Looking back at Iowa track’s historic outdoor season
With a conference championship and a national champion, Iowa track and field has made a statement with one of the greatest seasons in program history.
June 11, 2019
Iowa track and field has been a bit of an outlier this outdoor season. The coaches’ rankings are filled up and down with warm-weather schools from Texas, California, and Florida.
The sport is perceived to be dominated by the South and Southwest, which makes what the Hawkeyes have done this season all the more impressive considering Iowa City was home to what seemed to be an everlasting winter.
The Iowa men and women did not let the notion about geographical area bother them, and they reached highs in the polls of No. 10 and No. 15, respectively.
The beginning of the season had Iowa traveling to these warm states while its home was still thawing and putting on display of why it is a program to be reckoned with.
The most notable meet of Iowa’s early season was the Florida Relays, in which the Iowa men’s 4×400-meter relay won the competition against some of the best relay programs in the nation. It was an early sign that the Hawkeyes could go toe-to-toe against any team in the nation, especially in that event.
The relay squad had finished near the top of the leaderboard at the Florida Relays over the past couple of years but had not yet pulled out a win. That changed this season with a then-school-record performance.
As the season progressed, so did the performances.
Some of the oldest records in program history fell this season as both the Hawkeye men and women put up historic numbers.
Nathan Mylenek broke a 63-year-old record in the 3,000-meter steeplechase, the longest standing record Iowa had. Deacon Jones had held the record since 1956, and Mylenek broke it by nearly 10 seconds.
On the women’s side, the 4×800-meter relay broke a 32-year-old school mark at the Drake Relays en route to the women winning their first Hy-Vee Cup. The squad absolutely crushed the record by nearly 15 seconds.
Heading into the Big Ten Outdoor Championships at Creztmeyer Track, an event that had been circled on the calendar since it was scheduled, the Hawkeyes had expectations through the roof.
And all things considered, both the men and the women met — and possibly even exceeded — those lofty expectations.
The men won their first conference championship since 2011 — which was also the last time Big Tens were hosted by Iowa — and the women finished third, tied for the best finish in school history.
RELATED: Tausaga surges to championship season
Iowa had three athletes and one relay win Big Ten championships on the way to the historic team finishes.
Laulauga Tausaga won the conference crown in the discus, her third career Big Ten championship.
Mar’Yea Harris took home the 400-meters title and anchored the 4×400 conference-champion relay.
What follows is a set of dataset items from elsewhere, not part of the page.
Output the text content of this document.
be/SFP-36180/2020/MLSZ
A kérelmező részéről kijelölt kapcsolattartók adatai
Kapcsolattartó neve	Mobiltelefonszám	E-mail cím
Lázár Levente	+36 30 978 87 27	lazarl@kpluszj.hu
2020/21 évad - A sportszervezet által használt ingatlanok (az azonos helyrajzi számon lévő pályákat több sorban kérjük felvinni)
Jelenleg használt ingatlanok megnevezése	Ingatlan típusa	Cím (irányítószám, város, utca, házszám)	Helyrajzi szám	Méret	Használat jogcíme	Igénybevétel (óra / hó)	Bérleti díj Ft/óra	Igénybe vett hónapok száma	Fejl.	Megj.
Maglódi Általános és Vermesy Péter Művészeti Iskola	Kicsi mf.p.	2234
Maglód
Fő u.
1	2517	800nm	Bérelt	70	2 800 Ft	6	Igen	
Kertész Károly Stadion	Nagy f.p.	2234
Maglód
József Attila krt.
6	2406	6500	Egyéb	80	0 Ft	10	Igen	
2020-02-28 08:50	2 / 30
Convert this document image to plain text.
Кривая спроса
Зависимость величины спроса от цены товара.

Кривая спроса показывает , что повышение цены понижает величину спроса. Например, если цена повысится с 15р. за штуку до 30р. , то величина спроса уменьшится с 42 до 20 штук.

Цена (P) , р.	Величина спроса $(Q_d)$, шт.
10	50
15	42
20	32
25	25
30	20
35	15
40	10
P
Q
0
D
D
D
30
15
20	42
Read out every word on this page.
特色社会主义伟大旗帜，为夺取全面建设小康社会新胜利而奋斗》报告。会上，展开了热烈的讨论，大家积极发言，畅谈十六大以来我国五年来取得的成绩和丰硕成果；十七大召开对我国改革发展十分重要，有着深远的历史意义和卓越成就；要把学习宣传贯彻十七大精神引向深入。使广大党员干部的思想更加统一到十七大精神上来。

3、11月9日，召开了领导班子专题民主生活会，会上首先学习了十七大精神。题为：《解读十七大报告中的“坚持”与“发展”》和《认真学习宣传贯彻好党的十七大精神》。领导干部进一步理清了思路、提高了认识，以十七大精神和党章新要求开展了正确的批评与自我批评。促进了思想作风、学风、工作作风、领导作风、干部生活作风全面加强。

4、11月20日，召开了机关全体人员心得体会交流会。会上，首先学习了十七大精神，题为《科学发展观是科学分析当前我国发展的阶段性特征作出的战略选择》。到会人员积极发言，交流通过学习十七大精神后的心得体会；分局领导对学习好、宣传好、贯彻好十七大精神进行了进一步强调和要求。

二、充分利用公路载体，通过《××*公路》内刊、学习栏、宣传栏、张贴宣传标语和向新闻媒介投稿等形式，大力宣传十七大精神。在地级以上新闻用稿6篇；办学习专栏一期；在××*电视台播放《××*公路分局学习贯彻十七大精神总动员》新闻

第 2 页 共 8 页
Harris finished his Iowa career as a six-time Big Ten champion.
Rounding out the conference champions was Chris Douglas, who in his final Big Ten meet brought home his first conference title, winning the 400-meter hurdles as an underdog.
The Hawkeyes’ performances throughout the season and at the Big Tens earned two of its biggest names recognition near the end of the season. Tausaga and Director of Track and Field Joey Woody earned conference and regional honors as Field Athlete of the Year and Coach of the Year, respectively.
The success Iowa enjoyed on the track in postseason competition came with a bittersweet taste.
Volunteer assistant coach and Iowa City track legend John Raffensperger died in late April. The Hawkeyes wore patches reading “Raff” on their uniforms throughout the rest of the season as a tribute to his contributions to the program and the many athletes and coaches he meant so much to.
Most notably, when Tausaga became Iowa’s 14th national champion in program history after firing a personal best mark in the discus at the NCAA Outdoor Championships, she took the victors’ podium and quietly pointed to Raffensperger’s name on her uniform in a beautiful moment of tribute.
Tausaga becoming a national champion was the ending to one of the greatest seasons Iowa track and field has ever seen.
The program is on a new level right now, and it has the attention of the track and field community. The Hawkeyes proved themselves as a program to be reckoned with over the course of this outdoor season and will return next season with even higher expectations.